Prior to his conviction, he completed a Forensics Sexual Behaviour Pre-Sentence Assessment and was considered to be a high risk to reoffend sexually.
The Computerized Mental Health Intake Screening System (CoMHISS) was administered in 2015, generating a referral for additional assessment and intervention. A mental health screening was subsequently completed in 2015 that concluded Pitts will encounter “important challenges” both during incarceration and with integration into the community.
File information indicates that in August 2016, Pitts was seen by a psychologist who believed Pitts demonstrated stability in the institution and was functioning independently without sign of deterioration. He was rated as being a low priority and psychological services were not offered to Pitts. Pitts accepted this and, at the time, he was not interested in pursuing psychological counselling.
However, in July 2017, Pitts alerted staff that he was not doing well and reached out for psychological services. He has indicated that he is now interested in pursuing psychotherapy to deal with past trauma and social anxiety.
A Psychological Risk Assessment completed in September 2017 concluded that Pitts’ risk for reoffending sexually is now “well above average” in comparison with other sexual offenders and his profile is associated with a 29 per cent chance of re-offending over a three-year period following his release.

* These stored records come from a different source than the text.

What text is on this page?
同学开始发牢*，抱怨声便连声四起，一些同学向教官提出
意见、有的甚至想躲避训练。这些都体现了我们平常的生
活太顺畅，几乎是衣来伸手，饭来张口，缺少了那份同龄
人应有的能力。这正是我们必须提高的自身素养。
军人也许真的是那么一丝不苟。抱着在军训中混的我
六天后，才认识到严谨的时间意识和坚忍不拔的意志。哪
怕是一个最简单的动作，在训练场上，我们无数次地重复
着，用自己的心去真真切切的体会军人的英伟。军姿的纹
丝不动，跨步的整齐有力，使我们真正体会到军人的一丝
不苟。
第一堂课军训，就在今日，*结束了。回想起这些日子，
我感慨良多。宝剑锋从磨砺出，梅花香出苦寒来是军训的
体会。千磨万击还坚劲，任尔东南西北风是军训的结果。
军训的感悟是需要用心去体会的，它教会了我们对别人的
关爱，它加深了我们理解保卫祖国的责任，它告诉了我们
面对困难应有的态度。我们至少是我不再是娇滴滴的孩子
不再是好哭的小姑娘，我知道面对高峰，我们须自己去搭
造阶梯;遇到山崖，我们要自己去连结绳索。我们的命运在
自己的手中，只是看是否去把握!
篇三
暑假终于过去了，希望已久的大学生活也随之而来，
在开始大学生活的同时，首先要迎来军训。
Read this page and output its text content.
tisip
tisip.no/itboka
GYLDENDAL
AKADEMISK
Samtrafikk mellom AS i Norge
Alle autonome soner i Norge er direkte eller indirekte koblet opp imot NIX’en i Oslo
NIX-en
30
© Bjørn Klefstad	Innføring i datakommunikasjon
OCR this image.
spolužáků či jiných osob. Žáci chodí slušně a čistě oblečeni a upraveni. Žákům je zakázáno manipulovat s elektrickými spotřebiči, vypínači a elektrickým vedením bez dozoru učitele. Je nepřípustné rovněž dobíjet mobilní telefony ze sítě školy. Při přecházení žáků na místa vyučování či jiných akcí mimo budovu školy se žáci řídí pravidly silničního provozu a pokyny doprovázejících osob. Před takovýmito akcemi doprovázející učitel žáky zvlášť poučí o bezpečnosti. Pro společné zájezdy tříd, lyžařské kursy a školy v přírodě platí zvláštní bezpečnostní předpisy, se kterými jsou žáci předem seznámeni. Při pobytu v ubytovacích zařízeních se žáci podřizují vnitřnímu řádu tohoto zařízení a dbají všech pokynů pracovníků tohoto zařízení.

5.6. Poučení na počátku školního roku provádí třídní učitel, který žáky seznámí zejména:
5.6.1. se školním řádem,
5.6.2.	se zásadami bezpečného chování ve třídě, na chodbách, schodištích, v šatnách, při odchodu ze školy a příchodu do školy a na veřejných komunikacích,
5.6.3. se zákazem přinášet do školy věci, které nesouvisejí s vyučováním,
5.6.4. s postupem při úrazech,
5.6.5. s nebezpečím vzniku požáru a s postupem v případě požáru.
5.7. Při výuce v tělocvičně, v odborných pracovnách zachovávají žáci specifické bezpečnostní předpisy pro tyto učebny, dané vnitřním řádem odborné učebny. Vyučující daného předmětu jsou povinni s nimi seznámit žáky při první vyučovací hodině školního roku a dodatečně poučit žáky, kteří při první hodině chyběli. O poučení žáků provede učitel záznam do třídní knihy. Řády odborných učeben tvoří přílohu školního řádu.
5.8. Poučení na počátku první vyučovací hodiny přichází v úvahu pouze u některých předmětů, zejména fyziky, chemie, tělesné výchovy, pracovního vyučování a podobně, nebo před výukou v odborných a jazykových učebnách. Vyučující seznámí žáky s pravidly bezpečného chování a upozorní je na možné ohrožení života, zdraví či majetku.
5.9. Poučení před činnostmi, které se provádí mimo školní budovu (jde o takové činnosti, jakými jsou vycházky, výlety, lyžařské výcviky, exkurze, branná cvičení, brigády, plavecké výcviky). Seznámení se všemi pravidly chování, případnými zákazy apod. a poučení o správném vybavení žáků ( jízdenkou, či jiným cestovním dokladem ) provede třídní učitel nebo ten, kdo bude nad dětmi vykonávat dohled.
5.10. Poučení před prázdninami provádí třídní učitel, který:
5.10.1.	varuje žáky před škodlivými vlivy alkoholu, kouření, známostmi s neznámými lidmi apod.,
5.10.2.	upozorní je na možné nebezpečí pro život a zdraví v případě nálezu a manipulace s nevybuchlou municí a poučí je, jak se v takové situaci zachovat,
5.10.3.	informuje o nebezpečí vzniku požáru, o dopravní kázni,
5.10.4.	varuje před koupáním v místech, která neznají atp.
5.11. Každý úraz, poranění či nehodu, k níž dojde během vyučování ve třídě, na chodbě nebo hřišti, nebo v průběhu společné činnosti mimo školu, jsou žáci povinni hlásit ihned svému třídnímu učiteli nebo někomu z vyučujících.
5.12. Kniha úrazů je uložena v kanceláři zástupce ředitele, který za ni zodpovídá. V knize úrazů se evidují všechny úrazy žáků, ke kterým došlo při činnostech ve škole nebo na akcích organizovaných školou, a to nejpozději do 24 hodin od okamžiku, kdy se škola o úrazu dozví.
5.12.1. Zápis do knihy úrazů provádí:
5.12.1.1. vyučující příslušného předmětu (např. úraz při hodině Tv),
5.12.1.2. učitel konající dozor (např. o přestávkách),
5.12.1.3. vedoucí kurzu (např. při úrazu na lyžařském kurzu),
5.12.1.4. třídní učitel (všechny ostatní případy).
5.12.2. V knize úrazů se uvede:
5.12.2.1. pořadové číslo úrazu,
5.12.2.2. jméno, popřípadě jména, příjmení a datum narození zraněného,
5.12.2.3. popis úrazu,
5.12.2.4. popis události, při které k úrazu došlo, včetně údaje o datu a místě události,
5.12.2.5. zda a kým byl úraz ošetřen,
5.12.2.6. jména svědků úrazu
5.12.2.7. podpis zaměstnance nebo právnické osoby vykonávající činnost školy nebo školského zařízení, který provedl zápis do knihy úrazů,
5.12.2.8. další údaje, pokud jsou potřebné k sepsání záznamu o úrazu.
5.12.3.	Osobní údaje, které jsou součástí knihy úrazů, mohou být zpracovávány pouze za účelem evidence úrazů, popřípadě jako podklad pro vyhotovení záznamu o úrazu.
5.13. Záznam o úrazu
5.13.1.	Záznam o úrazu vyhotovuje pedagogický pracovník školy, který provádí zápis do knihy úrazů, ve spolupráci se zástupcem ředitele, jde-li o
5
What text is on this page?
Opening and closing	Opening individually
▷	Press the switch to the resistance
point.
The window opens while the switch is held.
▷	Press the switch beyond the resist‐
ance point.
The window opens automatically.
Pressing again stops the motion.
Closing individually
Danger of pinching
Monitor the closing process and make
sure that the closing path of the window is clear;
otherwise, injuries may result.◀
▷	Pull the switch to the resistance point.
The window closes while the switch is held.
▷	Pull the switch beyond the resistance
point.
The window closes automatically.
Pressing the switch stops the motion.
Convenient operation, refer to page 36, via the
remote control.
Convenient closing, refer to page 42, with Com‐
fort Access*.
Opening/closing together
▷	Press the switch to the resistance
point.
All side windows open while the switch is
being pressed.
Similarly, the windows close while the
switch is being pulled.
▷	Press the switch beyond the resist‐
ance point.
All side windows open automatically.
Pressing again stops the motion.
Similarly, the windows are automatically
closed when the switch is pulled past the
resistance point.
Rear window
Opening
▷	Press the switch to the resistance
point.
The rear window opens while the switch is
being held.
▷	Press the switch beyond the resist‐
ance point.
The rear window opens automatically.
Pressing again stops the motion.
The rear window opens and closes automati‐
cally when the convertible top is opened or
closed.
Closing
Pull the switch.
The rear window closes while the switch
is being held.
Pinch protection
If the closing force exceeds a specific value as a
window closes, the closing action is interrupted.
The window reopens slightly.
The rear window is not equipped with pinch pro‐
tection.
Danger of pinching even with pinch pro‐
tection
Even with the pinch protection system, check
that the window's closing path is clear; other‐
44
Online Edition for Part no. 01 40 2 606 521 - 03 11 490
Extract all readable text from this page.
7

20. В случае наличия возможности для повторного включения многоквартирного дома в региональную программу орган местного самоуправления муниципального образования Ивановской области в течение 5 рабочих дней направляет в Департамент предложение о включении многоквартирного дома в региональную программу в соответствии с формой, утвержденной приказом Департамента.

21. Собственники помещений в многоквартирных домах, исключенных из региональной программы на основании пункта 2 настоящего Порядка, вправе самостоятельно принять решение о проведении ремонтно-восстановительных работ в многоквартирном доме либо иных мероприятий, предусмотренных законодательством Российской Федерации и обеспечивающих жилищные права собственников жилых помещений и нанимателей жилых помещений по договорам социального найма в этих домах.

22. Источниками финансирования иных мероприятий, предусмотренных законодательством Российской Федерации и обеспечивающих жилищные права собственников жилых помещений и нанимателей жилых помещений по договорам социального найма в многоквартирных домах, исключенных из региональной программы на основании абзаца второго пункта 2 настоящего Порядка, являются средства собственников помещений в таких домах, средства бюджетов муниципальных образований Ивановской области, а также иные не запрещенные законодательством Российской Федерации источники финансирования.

Pitts has successfully completed several programs while incarcerated. He stated that he is now in a better place to deal with his inappropriate thoughts and to recognize the cycles that play a role in his offending. He claims to be aware of the strategies he needs to implement his newly found skills and realizes the need to address his negative self-talk.
Pitts has not received any institutional charges and hasn’t had any incidents reported in his Preventative Security File. CSC describes Pitts as “a quiet and respectful inmate.”
Pitts was placed on suicide watch early in his sentence. He engaged in suicidal ideation and superficial self-harm. Presently, CSC reports that Pitts is no longer anxious and no longer has the urge to self-harm. He denies having had suicidal thoughts.
File information indicates that Pitts was employed as a cleaner from July 2016 to August 2017 and has been working as an office clerk since August 2017.
Pitts would like to be released to a Community Based Residential Facility. He indicates in his parole application that he would like to obtain full-time employment in the community, complete the Sex Offender Maintenance Program and work with a psychologist to address non-sexual offending issues. He’s stated that he’s willing to take part in any interventions that would assist him in addressing his risk factors.
The CSC recommended that day parole be denied and was not supportive of leave privileges. During the summation of Pitts’ parole officer at his hearing, she shared that a community strategy has been explored in his case. Support for his day parole was not evident and “the community did not feel at this point that (Pitts’) risk could be managed in the community."
In 2016, Pitts represented himself in an appeal which challenged the appropriateness of his sentence in relation to eight counts of conspiracy to commit sexual assault on a child. The appeal was dismissed.